Publication Date: Wednesday, August 24, 2005

Give a hoot Give a hoot (August 24, 2005)

Owls enlisted in streamkeeper's fight for native plants

by Bill D'Agostino

Jim Johnson is hoping vicious killers will soon be moved into Palo Alto's Downtown North Neighborhood.

Vicious gopher killers, that is.

Johnson, the streamkeeper for the San Francisquito Creek, has been working for years to revegetate its banks, replacing invasive non-native plants with native grasses and trees.

But gophers and moles have thwarted his work, digging up purple needle grasses and toppling newly planted maple trees.

"I've been struggling with these guys for a long time," Johnson said. "Every week it seemed there was another Maple Tree fallen over."

So Johnson enlisted the help of David "Tex" Houston, the chief steward for Palo Alto's Arastradero Preserve for Acterra and a leader of a local Bluebird recovery program. Houston got local Boy Scouts to build wooden boxes to attract Barn Owls and Kestrels, whose main food source are gophers and moles as well as rats and other rodents.

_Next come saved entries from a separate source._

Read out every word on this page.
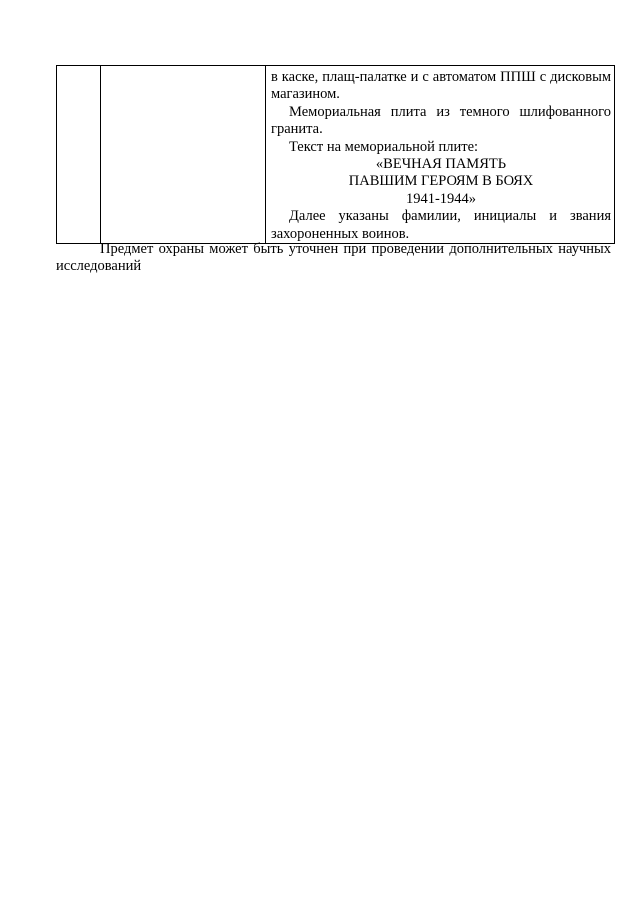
в каске, плащ-палатке и с автоматом ППШ с дисковым магазином.

Мемориальная плита из темного шлифованного гранита.

Текст на мемориальной плите:

«ВЕЧНАЯ ПАМЯТЬ

ПАВШИМ ГЕРОЯМ В БОЯХ

1941-1944»

Далее указаны фамилии, инициалы и звания захороненных воинов.

Предмет охраны может быть уточнен при проведении дополнительных научных исследований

Four of the wooden boxes can now be seen hanging from tree branches on the Palo Alto side of the San Francisquito Creek, which divides Menlo Park and Palo Alto. Two are near the Waverley Street Bike Bridge and two are near El Palo Alto Park. The larger boxes have six-inch openings to attract the Barn Owls and deep cavities to entice them to nest.

"They'll be flying around the neighborhood feasting on these rodents," Johnson said hopefully.

If the boxes successfully lure an owl, neighbors might soon hear the high-pitch screeching of babies asking for food.

Because they only come out at night and because of their relatively small size, the owls should not harm neighborhood pets, Houston said. But, he added hesitantly, "They might take a kitten."